There are five key types of electrophilic aromatic synthesis (EAS) that are used in introductory organic chemistry:
Halogenation is the process of adding a halogen onto an aromatic ring. In order to attach Bromine or Chlorine efficiently a catalyst is used. A recommended catalyst for this is Iron III Bromide/Chloride (FeBr3/FeCl3; the catalyst matches the halogen being added). Iodine can be added without a catalyst, although Iodine is light sensitive and will detach from the ring if in the presence of intense light or heat.
Nitration adds a nitrite group (NO2) to an aromatic molecule. This is conducted by adding fuming sulfuric acid (H2SO4(f)), fuming nitric acid (HNO3(f)), and nitrite ions (NO2+). Fuming sulfuric acid is a mixture of sulfuric acid and sulfur trioxide. Fuming nitric acid is a combination of nitric acid and a nitrogen-oxygen compound.
Sulfonation is similar to nitration but adds a hydrogen sulfite group (HSO3) onto an aromatic ring. The synthesis is done by applying fuming sulfuric acid and hydrogen sulfite ions (HSO3+).

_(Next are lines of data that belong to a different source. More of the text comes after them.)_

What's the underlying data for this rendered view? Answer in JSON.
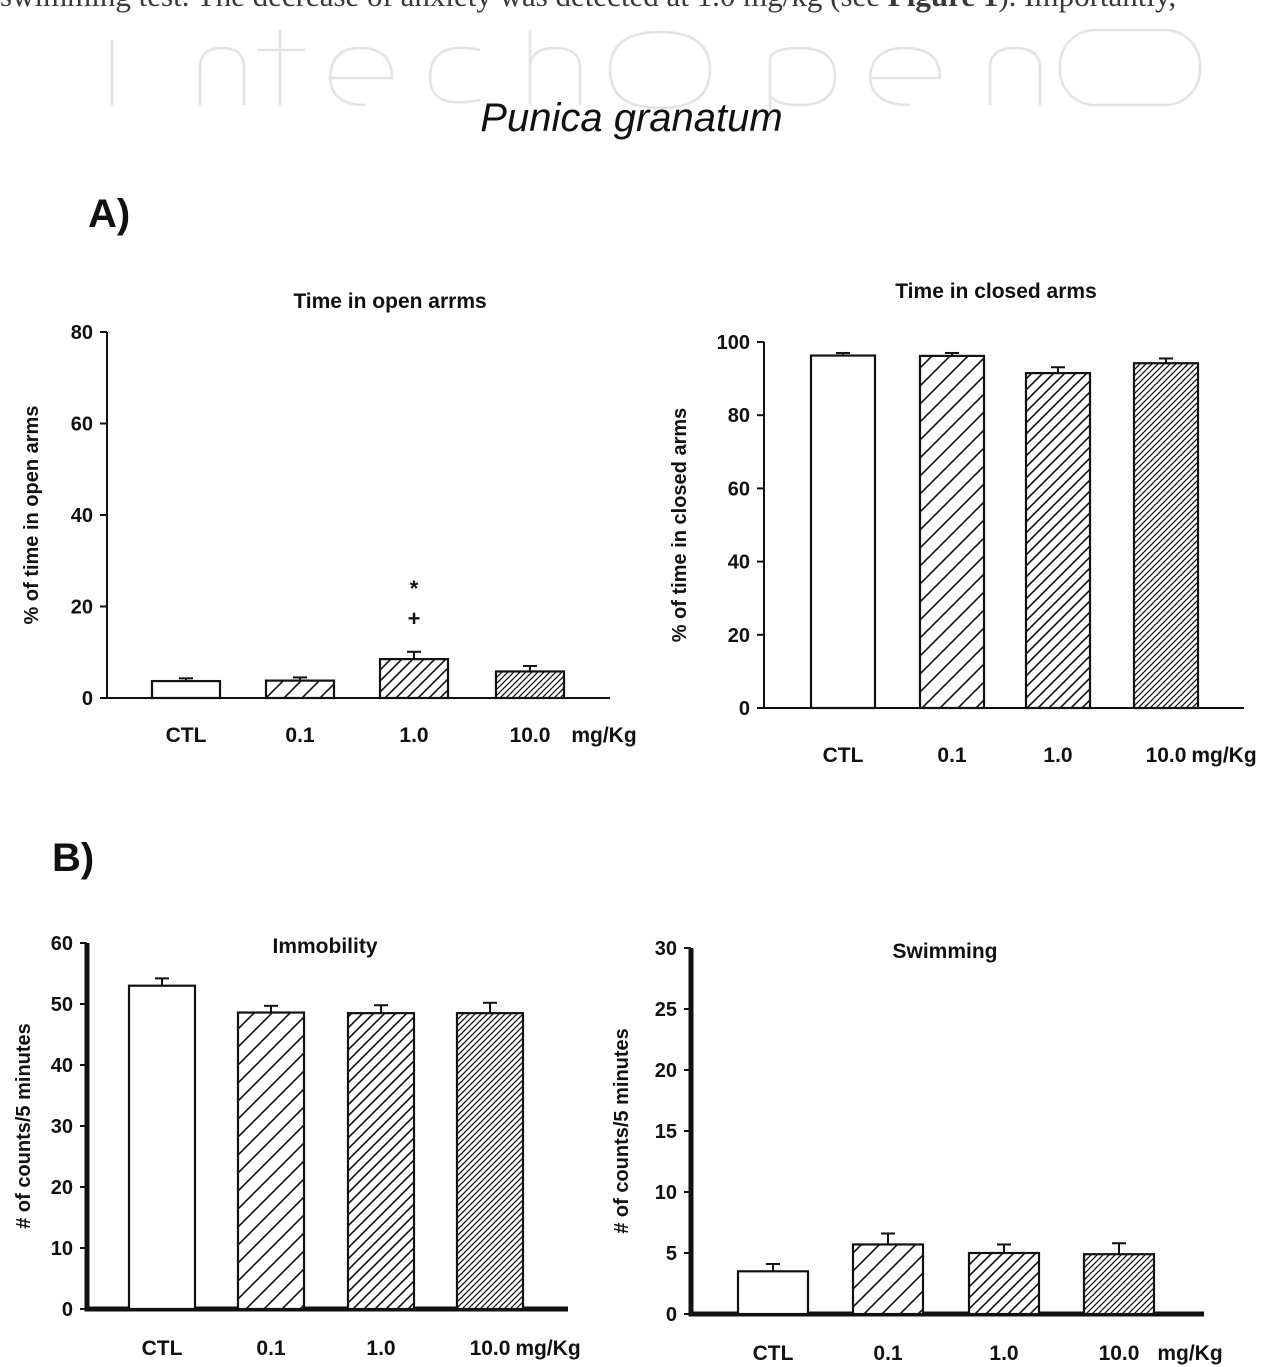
{
  "page": {
    "top_text_parts": [
      {
        "text": "swimming test. The decrease of anxiety was detected at 1.0 mg/kg (see ",
        "bold": false
      },
      {
        "text": "Figure 1",
        "bold": true
      },
      {
        "text": "). Importantly,",
        "bold": false
      }
    ],
    "watermark": "IntechOpen",
    "figure_title": "Punica granatum",
    "panel_a_label": "A)",
    "panel_b_label": "B)"
  },
  "chart_data": [
    {
      "type": "bar",
      "title": "Time in open arrms",
      "ylabel": "% of time in open arms",
      "xlabel": "",
      "unit_label": "mg/Kg",
      "categories": [
        "CTL",
        "0.1",
        "1.0",
        "10.0"
      ],
      "values": [
        3.7,
        3.8,
        8.5,
        5.8
      ],
      "errors": [
        0.6,
        0.7,
        1.6,
        1.2
      ],
      "ylim": [
        0,
        80
      ],
      "yticks": [
        "0",
        "20",
        "40",
        "60",
        "80"
      ],
      "annotations": [
        {
          "category": "1.0",
          "symbols": [
            "*",
            "+"
          ]
        }
      ],
      "fills": [
        "empty",
        "hatch-sparse",
        "hatch-medium",
        "hatch-dense"
      ],
      "grid": false
    },
    {
      "type": "bar",
      "title": "Time in closed arms",
      "ylabel": "% of time in closed arms",
      "xlabel": "",
      "unit_label": "mg/Kg",
      "categories": [
        "CTL",
        "0.1",
        "1.0",
        "10.0"
      ],
      "values": [
        96.3,
        96.2,
        91.5,
        94.2
      ],
      "errors": [
        0.7,
        0.8,
        1.6,
        1.3
      ],
      "ylim": [
        0,
        100
      ],
      "yticks": [
        "0",
        "20",
        "40",
        "60",
        "80",
        "100"
      ],
      "fills": [
        "empty",
        "hatch-sparse",
        "hatch-medium",
        "hatch-dense"
      ],
      "grid": false
    },
    {
      "type": "bar",
      "title": "Immobility",
      "ylabel": "# of counts/5 minutes",
      "xlabel": "",
      "unit_label": "mg/Kg",
      "categories": [
        "CTL",
        "0.1",
        "1.0",
        "10.0"
      ],
      "values": [
        53.0,
        48.6,
        48.5,
        48.5
      ],
      "errors": [
        1.2,
        1.1,
        1.3,
        1.7
      ],
      "ylim": [
        0,
        60
      ],
      "yticks": [
        "0",
        "10",
        "20",
        "30",
        "40",
        "50",
        "60"
      ],
      "fills": [
        "empty",
        "hatch-sparse",
        "hatch-medium",
        "hatch-dense"
      ],
      "grid": false
    },
    {
      "type": "bar",
      "title": "Swimming",
      "ylabel": "# of counts/5 minutes",
      "xlabel": "",
      "unit_label": "mg/Kg",
      "categories": [
        "CTL",
        "0.1",
        "1.0",
        "10.0"
      ],
      "values": [
        3.5,
        5.7,
        5.0,
        4.9
      ],
      "errors": [
        0.6,
        0.9,
        0.7,
        0.9
      ],
      "ylim": [
        0,
        30
      ],
      "yticks": [
        "0",
        "5",
        "10",
        "15",
        "20",
        "25",
        "30"
      ],
      "fills": [
        "empty",
        "hatch-sparse",
        "hatch-medium",
        "hatch-dense"
      ],
      "grid": false
    }
  ]
}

Friedel-Crafts is a type of reaction that adds a carbon chain to the aromatic compound. The synthesis is conducted by using a halogenated carbon chain of what is desired and a catalyst of AlX3 (X being the halogen used on the carbon chain being added). An important limitation of this reaction is the carbon chain will rearrange to add at the most substituted carbon if possible.
An example is 1-propyl bromide will create a bond between the secondary carbon and the aromatic, not the primary carbon and aromatic. However, if allyl bromide is used as the halogenated carbon chain in the reaction, it will create the bond to the primary carbon because allyl bromide cannot rearrange.
Alkylation is a type of Friedel-Crafts reaction that adds an acyl group to an aromatic molecule. The process is done by adding the desired acyl group in halogenated form (an acyl halide) and using a catalyst such as AlX3 (X matching the halogen used on the acyl halide).
Electrophilic aromatic synthesis gives a base of additions that can help direct and create more complex molecules with other reactions. How these addition effect further reactions will be covered later on.